2014-07-23

by Rob Jenkins, SAP Global Center of Excellence

In my previous blog, I discussed a variety of financial planning and tax modeling requirements and the disparate analytic tools finance teams are using to achieve their objective of partnering with the business to optimize decision making. Today, I want to discuss the rise (again) of profitability and cost management software.

For more than 20 years, profitability and cost management software has served a niche in finance and operations where organizations needed to model complex business rules of cost assignment, attribution and allocation in multiple process steps using driver volumes and multi-dimensional views. These data inputs often include financial values and non-financial measures by department, account, process, customer and/or product components in multiple layers all the way down to the bill-of-materials.

Gartner refers to this application space as Profitability Modeling and Optimization (PM&O) – part of corporate or enterprise performance management. These enterprise applications enable business users to use a point and click interface to rapidly build profitability and/or cost models and leverage built-in reports and OLAP (online analytical processing) multi-dimensional database for storage. Originally developed for activity-based costing purposes in the 1990’s, these PM&O applications have been adapted over the years to enable any methodology of complex revenue or expense allocation using a multi-dimensional database environment.

Organizations can transform source financial data where revenue and expense are typically captured in disparate dimensions into aligned, common dimensions. For example, revenue is captured by product and customer in a billing system whereas most expense is captured in the financial system by responsibility center without direct linkage to “market-facing dimensions.”

This transformation can incorporate robust rule sets that are visually depicted and easily maintained while accommodating large data sets. These types of models would be onerous to build, document, and maintain in spreadsheet software or would require IT to build a custom OLAP application with user interfaces and reporting tools.

Planning systems can be configured to import actual data and apply complex rule sets though the interface and dimensional data model are not pre-configured for multi-step, activity-based cost allocation purposes.

Integrating planning systems with profitability and tax impact modeling

PM&O applications can easily handle integrating budget, forecast or other scenario data using the version dimension. This enables alignment of planned financial data with actual results for revenue and cost following the mapping from resource center or account to process all the way to customer, product or other business dimension. Planned data can include financial data and driver-volumes or different capacity estimates if changes in operations or efficiencies are targeted.

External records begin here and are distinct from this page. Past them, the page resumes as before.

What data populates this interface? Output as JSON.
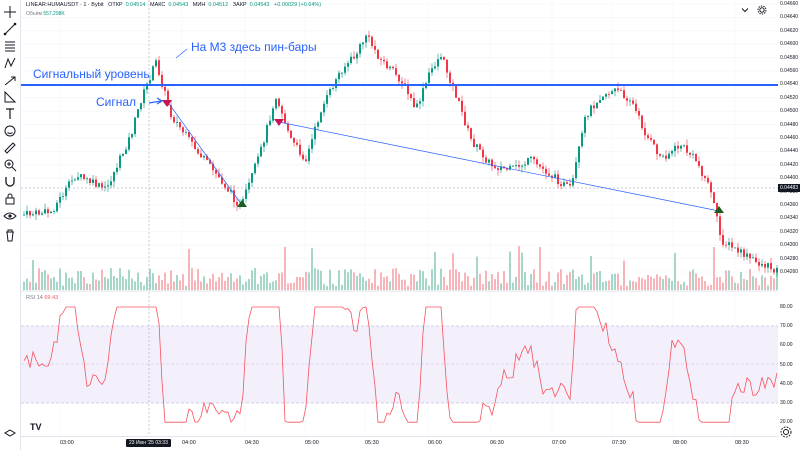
{
  "legend": {
    "symbol": "LINEAR:HUMAUSDT · 1 · Bybit",
    "open_label": "ОТКР",
    "open": "0.04514",
    "high_label": "МАКС",
    "high": "0.04543",
    "low_label": "МИН",
    "low": "0.04512",
    "close_label": "ЗАКР",
    "close": "0.04543",
    "change": "+0.00029 (+0.64%)"
  },
  "volume": {
    "label": "Объём",
    "value": "557.298K"
  },
  "rsi": {
    "label": "RSI 14",
    "value": "69.43"
  },
  "annotations": {
    "pinbars": "На М3 здесь пин-бары",
    "level": "Сигнальный уровень",
    "signal": "Сигнал"
  },
  "price_axis": {
    "labels": [
      "0.04660",
      "0.04640",
      "0.04620",
      "0.04600",
      "0.04580",
      "0.04560",
      "0.04540",
      "0.04520",
      "0.04500",
      "0.04480",
      "0.04460",
      "0.04440",
      "0.04420",
      "0.04400",
      "0.04380",
      "0.04360",
      "0.04340",
      "0.04320",
      "0.04300",
      "0.04280",
      "0.04260"
    ],
    "current": "0.04483"
  },
  "rsi_axis": {
    "labels": [
      "80.00",
      "70.00",
      "60.00",
      "50.00",
      "40.00",
      "30.00",
      "20.00"
    ]
  },
  "time_axis": {
    "labels": [
      "03:00",
      "04:00",
      "04:30",
      "05:00",
      "05:30",
      "06:00",
      "06:30",
      "07:00",
      "07:30",
      "08:00",
      "08:30"
    ],
    "cursor": "23 Июн '25   03:33"
  },
  "colors": {
    "up": "#089981",
    "down": "#f23645",
    "annotation": "#2962ff",
    "rsi": "#f7525f"
  },
  "icons": [
    "crosshair-icon",
    "trend-line-icon",
    "fib-icon",
    "pattern-icon",
    "brush-icon",
    "text-icon",
    "emoji-icon",
    "measure-icon",
    "zoom-icon",
    "magnet-icon",
    "lock-icon",
    "eye-icon",
    "trash-icon"
  ]
}
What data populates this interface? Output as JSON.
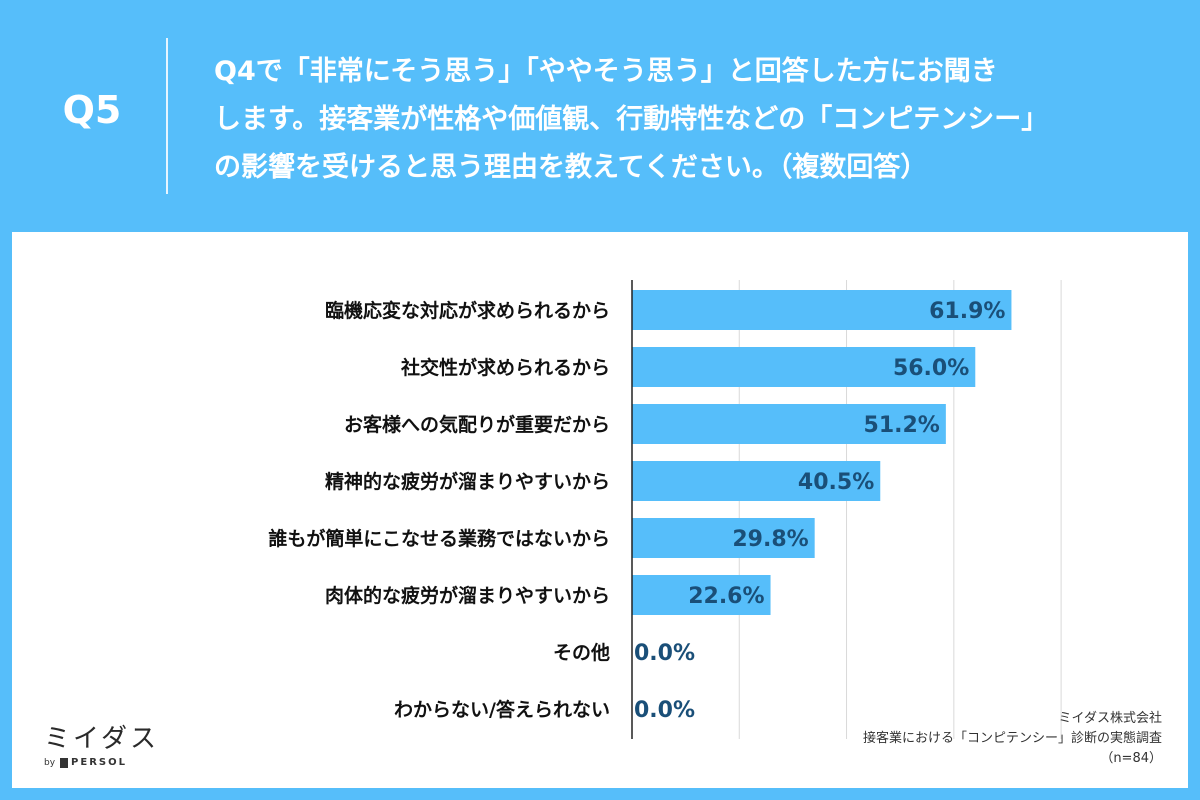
{
  "question": {
    "label": "Q5",
    "lines": [
      "Q4で「非常にそう思う」「ややそう思う」と回答した方にお聞き",
      "します。接客業が性格や価値観、行動特性などの「コンピテンシー」",
      "の影響を受けると思う理由を教えてください。（複数回答）"
    ]
  },
  "chart_data": {
    "type": "bar",
    "orientation": "horizontal",
    "categories": [
      "臨機応変な対応が求められるから",
      "社交性が求められるから",
      "お客様への気配りが重要だから",
      "精神的な疲労が溜まりやすいから",
      "誰もが簡単にこなせる業務ではないから",
      "肉体的な疲労が溜まりやすいから",
      "その他",
      "わからない/答えられない"
    ],
    "values": [
      61.9,
      56.0,
      51.2,
      40.5,
      29.8,
      22.6,
      0.0,
      0.0
    ],
    "value_labels": [
      "61.9%",
      "56.0%",
      "51.2%",
      "40.5%",
      "29.8%",
      "22.6%",
      "0.0%",
      "0.0%"
    ],
    "xlim": [
      0,
      70
    ],
    "grid_step": 17.5,
    "grid": true,
    "bar_color": "#56befa"
  },
  "logo": {
    "main": "ミイダス",
    "by": "by",
    "brand": "PERSOL"
  },
  "source": {
    "company": "ミイダス株式会社",
    "survey": "接客業における「コンピテンシー」診断の実態調査",
    "n": "（n=84）"
  },
  "colors": {
    "background": "#56befa",
    "value_text": "#1a4f78"
  }
}
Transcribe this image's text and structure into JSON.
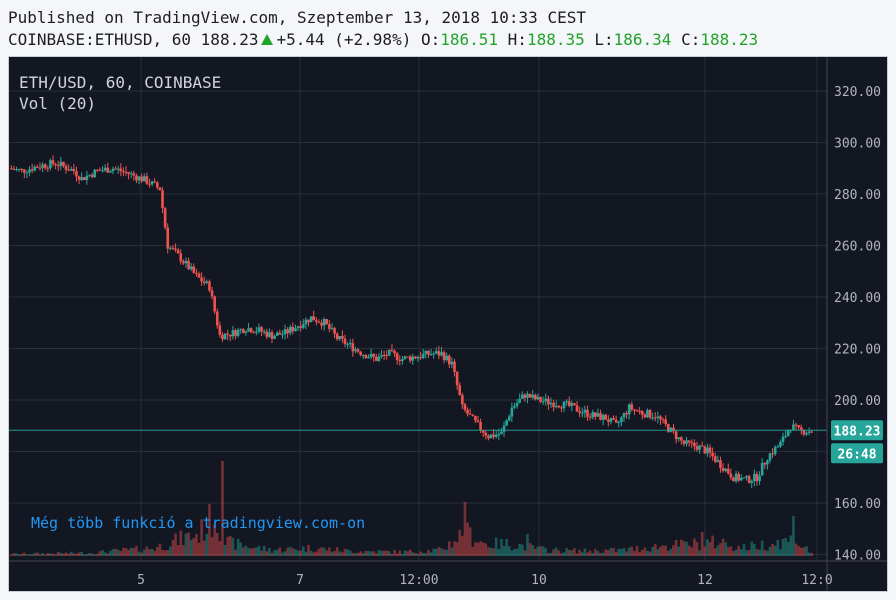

PM&O applications have seen a recent resurgence given the applicability to modeling detailed operational transfer pricing rules. These rules are structurally very similar to activity-based methods and include robust, multi-step, driver-based allocation of shared cost pools along with the capability to model the detailed supply chain process steps and the tax impact based on jurisdiction, rates, etc

These applications can provide one integrated financial modeling solution that serves both FP&A and corporate tax enabling collaboration on inputs, rules and a single source of truth. With the proper configuration, an implementation team can create an accurate, documented view of pre-tax product / customer margin based on the true “economic map” of the business along with a tax-impacting process view of transfer prices, debt location, IP royalties and passive income.

The calculations can include actual results and “what-if” scenarios for the executive team to strategically organize global resources and operations.

So while taxes are a certainty, corporations will continue to deploy capital to maximize after-tax return on investment and finance organizations will be able to continue to use technology to be a strategic partner in modeling decisions and optimizing outcomes.

I’d like to hear your thoughts…where do you see financial analytics software heading given the convergence of planning, profitability and operational transfer pricing?